40 proc. osób LGBT+ doświadcza nękania 

Stwierdzono również, powołując się na badania przeprowadzane przez instytucje unijne, że między 2012 a 2019 r. sytuacja osób LGBT+ się pogorszyła. Potępiono też przemoc, nękanie i dyskryminację wobec osób LGBT+ i wyrażono ubolewanie, że ponad połowa osób LGBT+ ukrywa swoją orientację, około 40 proc. doświadcza nękania, a jedna na dziesięć osób pada ofiarą przemocy fizycznej (zwłaszcza dotyczy to osób transpłciowych i interpłciowych).

Zobowiązują się do promowania i wspierania praw podstawowych wszystkich mieszkańców UE, w tym osób LGBT+, aby było "bezpieczne od przemocy, nękania i dyskryminacji".

Zobacz wideo Serial "Jesteśmy rodziną" [ZWIASTUN]

Dokument zachęca też kraje członkowskie, by przeciwdziałały przemocy i dyskryminacji osób LGBT+ na poziomie praw krajowych, chroniły je przed przestępstwami z nienawiści (również online) i namawiały ofiary do zgłaszania przestępstw motywowanych homofobią.

Jak to wygląda w Polsce?

  • Przesłanki orientacji seksualnej i tożsamości płciowej nie pojawiają się w polskim Kodeksie karnym. Oznacza to, że - cytując pismo byłego Rzecznika Praw Obywatelskich Adama Bodnara do Zbigniewa Ziobry - "popełnienie przestępstwa z powodu rzeczywistej lub domniemanej orientacji seksualnej lub tożsamości płciowej pokrzywdzonego, zgodnie z przepisami prawa krajowego, nie nakłada na organy ścigania obowiązku ustalenia homo-, bi- czy transfobicznego motywu sprawcy i nie jest zagrożone surowszą karą"
  • Co więcej, "ze względu na brzmienie art. 256 k.k. nawoływanie do nienawiści ze względu na orientację seksualną i tożsamość płciową w ogóle nie jest karane, a homo-, bi- i transfobiczna mowa nienawiści może zostać uznana jedynie za wypełniającą znamiona przestępstwa znieważenia, które jednak na gruncie art. 216 k.k. jest ścigane z oskarżenia prywatnego". 
  • Co za tym idzie, policja nie gromadzi danych na temat przestępstw popełnianych z nienawiści do osób LGBT+.

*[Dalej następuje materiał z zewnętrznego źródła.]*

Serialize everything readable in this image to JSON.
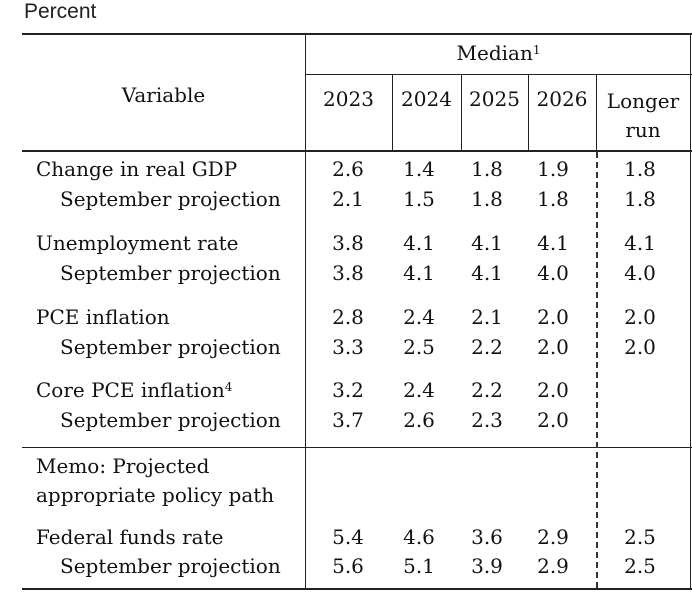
{
  "unit_label": "Percent",
  "header": {
    "variable": "Variable",
    "median": "Median",
    "median_note": "1",
    "years": [
      "2023",
      "2024",
      "2025",
      "2026"
    ],
    "longer_run_line1": "Longer",
    "longer_run_line2": "run"
  },
  "rows": [
    {
      "label": "Change in real GDP",
      "note": "",
      "values": [
        "2.6",
        "1.4",
        "1.8",
        "1.9",
        "1.8"
      ]
    },
    {
      "label": "September projection",
      "note": "",
      "values": [
        "2.1",
        "1.5",
        "1.8",
        "1.8",
        "1.8"
      ]
    },
    {
      "label": "Unemployment rate",
      "note": "",
      "values": [
        "3.8",
        "4.1",
        "4.1",
        "4.1",
        "4.1"
      ]
    },
    {
      "label": "September projection",
      "note": "",
      "values": [
        "3.8",
        "4.1",
        "4.1",
        "4.0",
        "4.0"
      ]
    },
    {
      "label": "PCE inflation",
      "note": "",
      "values": [
        "2.8",
        "2.4",
        "2.1",
        "2.0",
        "2.0"
      ]
    },
    {
      "label": "September projection",
      "note": "",
      "values": [
        "3.3",
        "2.5",
        "2.2",
        "2.0",
        "2.0"
      ]
    },
    {
      "label": "Core PCE inflation",
      "note": "4",
      "values": [
        "3.2",
        "2.4",
        "2.2",
        "2.0",
        ""
      ]
    },
    {
      "label": "September projection",
      "note": "",
      "values": [
        "3.7",
        "2.6",
        "2.3",
        "2.0",
        ""
      ]
    }
  ],
  "memo": {
    "line1": "Memo: Projected",
    "line2": "appropriate policy path"
  },
  "memo_rows": [
    {
      "label": "Federal funds rate",
      "values": [
        "5.4",
        "4.6",
        "3.6",
        "2.9",
        "2.5"
      ]
    },
    {
      "label": "September projection",
      "values": [
        "5.6",
        "5.1",
        "3.9",
        "2.9",
        "2.5"
      ]
    }
  ]
}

Symboliczny dokument przyjmowany co roku

Unijny dokument zachęca też do przeciwdziałania szerzeniu się teorii spiskowych i dezinformacji na temat osób LGBT+, zapewnianiu, by aktywiści działający na rzecz praw człowieka mieli zapewnioną wolność słowa i wolność zrzeszania się bez obaw o to, że padną ofiarami przemocy. Zwrócono też uwagę na konieczność zwiększonej dbałości o bezpieczeństwo grup mniejszościowych w czasach kryzysu oraz osób uciekających przed rosyjską agresją.

Do Komisji Europejskiej skierowano zaś zachęty do dalszego działania na rzecz bezpieczeństwa i równouprawnienia osób LGBT+, wspierania pracy zespołów, które zbierają informacje o nierównościach, przeciwdziałania szerzeniu się mowy nienawiści w sieci czy prowadzenia programów grantowych, w ramach których grupy aktywistyczne mogą ubiegać się o finansowanie ich projektów.  

Korespondent TVN24 w Brukseli zwrócił uwagę, że symboliczny dokument jest przyjmowany przez Radę Unii Europejskiej corocznie w czasie spotkań w czerwcu, kiedy przypada Miesiąc Dumy.